- Flowerfield Township, Michigan Location within the state of Michigan Flowerfield Township, Michigan Flowerfield Township, Michigan (the United States)
- Coordinates: 42°2′3″N 85°42′46″W﻿ / ﻿42.03417°N 85.71278°W
- Country: United States
- State: Michigan
- County: St. Joseph

Area
- • Total: 35.9 sq mi (92.9 km^{2})
- • Land: 35.8 sq mi (92.7 km^{2})
- • Water: 0.039 sq mi (0.1 km^{2})
- Elevation: 879 ft (268 m)

Population (2020)
- • Total: 1,587
- • Density: 44.3/sq mi (17.1/km^{2})
- Time zone: UTC-5 (Eastern (EST))
- • Summer (DST): UTC-4 (EDT)
- FIPS code: 26-29140
- GNIS feature ID: 1626288
- Website: https://www.flowerfieldtwp.net/

= Flowerfield Township, Michigan =

Flowerfield Township is a civil township of St. Joseph County in the U.S. state of Michigan. The population was 1,587 at the 2020 census.

==Geography==
According to the United States Census Bureau, the township has a total area of 35.8 sqmi, of which 35.8 sqmi is land and 0.1 sqmi (0.14%) is water.

==Demographics==
As of the census of 2000, there were 1,592 people, 571 households, and 460 families residing in the township. The population density was 44.5 PD/sqmi. There were 605 housing units at an average density of 16.9 /sqmi. The racial makeup of the township was 96.04% White, 0.38% African American, 0.88% Native American, 0.82% Asian, 0.69% from other races, and 1.19% from two or more races. Hispanic or Latino of any race were 1.44% of the population.

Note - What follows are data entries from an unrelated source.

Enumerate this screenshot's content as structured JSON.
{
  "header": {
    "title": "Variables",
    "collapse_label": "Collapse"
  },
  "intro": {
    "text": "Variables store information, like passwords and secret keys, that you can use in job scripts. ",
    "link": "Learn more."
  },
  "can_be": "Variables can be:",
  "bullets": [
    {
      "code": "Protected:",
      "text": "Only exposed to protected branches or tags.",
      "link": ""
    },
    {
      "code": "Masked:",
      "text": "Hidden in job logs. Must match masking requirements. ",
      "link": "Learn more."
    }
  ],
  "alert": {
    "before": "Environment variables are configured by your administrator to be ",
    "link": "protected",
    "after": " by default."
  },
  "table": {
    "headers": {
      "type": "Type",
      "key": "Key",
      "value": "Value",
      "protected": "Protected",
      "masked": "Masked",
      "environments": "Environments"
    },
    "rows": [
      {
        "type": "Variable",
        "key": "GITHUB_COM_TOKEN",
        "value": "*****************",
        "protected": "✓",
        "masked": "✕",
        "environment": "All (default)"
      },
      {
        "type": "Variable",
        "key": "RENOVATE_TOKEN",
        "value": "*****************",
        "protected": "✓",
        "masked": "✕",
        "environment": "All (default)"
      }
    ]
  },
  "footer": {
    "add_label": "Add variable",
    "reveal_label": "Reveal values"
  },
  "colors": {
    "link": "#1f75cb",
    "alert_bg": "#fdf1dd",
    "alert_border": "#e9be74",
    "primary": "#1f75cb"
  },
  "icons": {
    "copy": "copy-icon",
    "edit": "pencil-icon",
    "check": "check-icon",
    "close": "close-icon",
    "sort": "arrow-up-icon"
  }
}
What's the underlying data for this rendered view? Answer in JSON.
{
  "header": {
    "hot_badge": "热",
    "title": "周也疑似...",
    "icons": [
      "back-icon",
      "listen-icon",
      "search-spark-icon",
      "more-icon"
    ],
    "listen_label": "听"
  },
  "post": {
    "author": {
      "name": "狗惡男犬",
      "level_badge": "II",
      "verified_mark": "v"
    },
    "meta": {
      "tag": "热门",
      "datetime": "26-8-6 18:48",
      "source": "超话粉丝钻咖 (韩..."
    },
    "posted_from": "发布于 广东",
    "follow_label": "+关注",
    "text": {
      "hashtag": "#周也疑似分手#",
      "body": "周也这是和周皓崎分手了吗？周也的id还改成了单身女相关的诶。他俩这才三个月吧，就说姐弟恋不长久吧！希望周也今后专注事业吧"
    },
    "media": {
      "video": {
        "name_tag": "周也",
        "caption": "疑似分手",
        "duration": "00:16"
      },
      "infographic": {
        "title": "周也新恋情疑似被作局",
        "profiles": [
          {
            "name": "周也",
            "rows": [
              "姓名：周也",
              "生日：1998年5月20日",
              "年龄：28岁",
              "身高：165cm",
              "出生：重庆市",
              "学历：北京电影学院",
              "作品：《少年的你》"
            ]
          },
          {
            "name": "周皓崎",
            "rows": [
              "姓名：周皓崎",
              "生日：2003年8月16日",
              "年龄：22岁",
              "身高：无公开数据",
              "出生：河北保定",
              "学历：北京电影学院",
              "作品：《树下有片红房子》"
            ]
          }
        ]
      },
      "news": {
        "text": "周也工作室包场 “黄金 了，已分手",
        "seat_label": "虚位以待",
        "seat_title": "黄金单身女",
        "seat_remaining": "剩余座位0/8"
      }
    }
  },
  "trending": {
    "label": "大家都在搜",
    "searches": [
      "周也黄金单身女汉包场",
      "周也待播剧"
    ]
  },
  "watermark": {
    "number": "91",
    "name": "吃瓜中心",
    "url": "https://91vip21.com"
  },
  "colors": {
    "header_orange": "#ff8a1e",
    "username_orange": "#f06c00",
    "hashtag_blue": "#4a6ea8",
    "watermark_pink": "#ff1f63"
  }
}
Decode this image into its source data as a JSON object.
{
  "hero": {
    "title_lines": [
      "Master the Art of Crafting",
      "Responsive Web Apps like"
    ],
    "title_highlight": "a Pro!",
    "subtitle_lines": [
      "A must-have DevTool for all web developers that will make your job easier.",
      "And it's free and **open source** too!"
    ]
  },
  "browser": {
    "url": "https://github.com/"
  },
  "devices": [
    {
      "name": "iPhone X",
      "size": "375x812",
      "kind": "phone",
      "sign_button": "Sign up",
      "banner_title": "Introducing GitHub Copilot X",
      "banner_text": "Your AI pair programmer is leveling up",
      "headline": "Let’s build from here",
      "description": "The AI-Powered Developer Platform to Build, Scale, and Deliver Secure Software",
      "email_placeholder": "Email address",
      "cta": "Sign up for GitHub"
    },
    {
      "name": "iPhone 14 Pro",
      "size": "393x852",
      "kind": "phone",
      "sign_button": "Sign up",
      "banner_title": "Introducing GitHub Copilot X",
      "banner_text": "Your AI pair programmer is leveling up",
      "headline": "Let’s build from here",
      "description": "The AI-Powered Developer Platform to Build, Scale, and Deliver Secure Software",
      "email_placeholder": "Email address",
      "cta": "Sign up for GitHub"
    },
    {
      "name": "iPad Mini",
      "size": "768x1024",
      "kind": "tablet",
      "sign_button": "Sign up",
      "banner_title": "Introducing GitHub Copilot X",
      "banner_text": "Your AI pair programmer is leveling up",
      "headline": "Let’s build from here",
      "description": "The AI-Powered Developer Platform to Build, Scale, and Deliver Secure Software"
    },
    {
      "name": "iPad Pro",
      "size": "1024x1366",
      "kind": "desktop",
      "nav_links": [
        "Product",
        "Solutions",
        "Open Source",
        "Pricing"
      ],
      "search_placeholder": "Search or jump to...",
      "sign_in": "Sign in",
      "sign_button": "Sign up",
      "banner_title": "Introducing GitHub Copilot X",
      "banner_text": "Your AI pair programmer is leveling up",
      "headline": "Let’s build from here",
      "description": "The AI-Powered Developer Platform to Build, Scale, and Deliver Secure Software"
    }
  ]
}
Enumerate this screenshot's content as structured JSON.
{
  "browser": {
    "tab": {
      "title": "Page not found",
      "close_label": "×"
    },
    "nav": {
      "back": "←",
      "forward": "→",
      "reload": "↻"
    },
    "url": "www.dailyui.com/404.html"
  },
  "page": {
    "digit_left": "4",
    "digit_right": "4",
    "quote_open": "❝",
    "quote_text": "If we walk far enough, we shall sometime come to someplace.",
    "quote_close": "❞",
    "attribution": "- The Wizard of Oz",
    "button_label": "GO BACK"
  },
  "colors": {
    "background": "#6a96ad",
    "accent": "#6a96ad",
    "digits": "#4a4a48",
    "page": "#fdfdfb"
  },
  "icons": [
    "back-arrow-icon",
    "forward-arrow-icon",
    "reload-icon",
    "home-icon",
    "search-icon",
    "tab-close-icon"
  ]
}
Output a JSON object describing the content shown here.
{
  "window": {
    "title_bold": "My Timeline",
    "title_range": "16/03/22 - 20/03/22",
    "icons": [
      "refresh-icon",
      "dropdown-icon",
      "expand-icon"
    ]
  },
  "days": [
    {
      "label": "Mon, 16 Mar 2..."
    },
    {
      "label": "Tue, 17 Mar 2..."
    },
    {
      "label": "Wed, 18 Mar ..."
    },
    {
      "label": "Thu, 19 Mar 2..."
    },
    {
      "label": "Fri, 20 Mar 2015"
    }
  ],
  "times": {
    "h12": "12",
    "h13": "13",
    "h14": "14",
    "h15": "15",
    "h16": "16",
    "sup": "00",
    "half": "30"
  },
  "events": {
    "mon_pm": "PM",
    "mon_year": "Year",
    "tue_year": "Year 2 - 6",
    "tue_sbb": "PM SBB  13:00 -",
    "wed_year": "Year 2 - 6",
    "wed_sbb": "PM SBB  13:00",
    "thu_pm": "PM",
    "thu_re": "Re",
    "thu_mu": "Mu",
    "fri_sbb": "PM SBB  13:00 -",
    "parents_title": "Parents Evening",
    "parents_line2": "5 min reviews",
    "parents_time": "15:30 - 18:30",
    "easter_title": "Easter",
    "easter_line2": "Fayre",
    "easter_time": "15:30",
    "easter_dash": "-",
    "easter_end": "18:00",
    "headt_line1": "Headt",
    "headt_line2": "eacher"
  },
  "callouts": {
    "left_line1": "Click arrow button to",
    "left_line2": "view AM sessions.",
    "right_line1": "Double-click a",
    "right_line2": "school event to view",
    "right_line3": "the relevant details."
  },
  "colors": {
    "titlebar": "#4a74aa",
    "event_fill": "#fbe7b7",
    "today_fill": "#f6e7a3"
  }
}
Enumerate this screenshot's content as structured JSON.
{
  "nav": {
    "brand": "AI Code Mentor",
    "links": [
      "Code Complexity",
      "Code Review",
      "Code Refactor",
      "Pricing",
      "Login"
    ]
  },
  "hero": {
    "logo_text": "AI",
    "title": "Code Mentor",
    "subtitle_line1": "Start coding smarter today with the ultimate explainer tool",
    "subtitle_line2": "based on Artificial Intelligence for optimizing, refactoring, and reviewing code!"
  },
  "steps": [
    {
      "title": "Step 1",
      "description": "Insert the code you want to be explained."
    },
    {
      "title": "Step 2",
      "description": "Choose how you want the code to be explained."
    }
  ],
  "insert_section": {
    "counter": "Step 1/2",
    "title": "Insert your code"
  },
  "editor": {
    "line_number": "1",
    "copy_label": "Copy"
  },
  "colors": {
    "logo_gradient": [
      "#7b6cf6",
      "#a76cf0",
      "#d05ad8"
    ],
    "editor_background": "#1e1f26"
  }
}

There were 571 households, out of which 35.0% had children under the age of 18 living with them, 69.9% were married couples living together, 5.3% had a female householder with no husband present, and 19.4% were non-families. 16.1% of all households were made up of individuals, and 6.3% had someone living alone who was 65 years of age or older. The average household size was 2.77 and the average family size was 3.05.

In the township the population was spread out, with 26.6% under the age of 18, 6.8% from 18 to 24, 29.6% from 25 to 44, 26.9% from 45 to 64, and 10.1% who were 65 years of age or older. The median age was 38 years. For every 100 females, there were 106.2 males. For every 100 females age 18 and over, there were 107.6 males.

The median income for a household in the township was $46,897, and the median income for a family was $51,458. Males had a median income of $36,723 versus $26,202 for females. The per capita income for the township was $19,969. About 5.0% of families and 7.8% of the population were below the poverty line, including 11.2% of those under age 18 and 3.3% of those age 65 or over.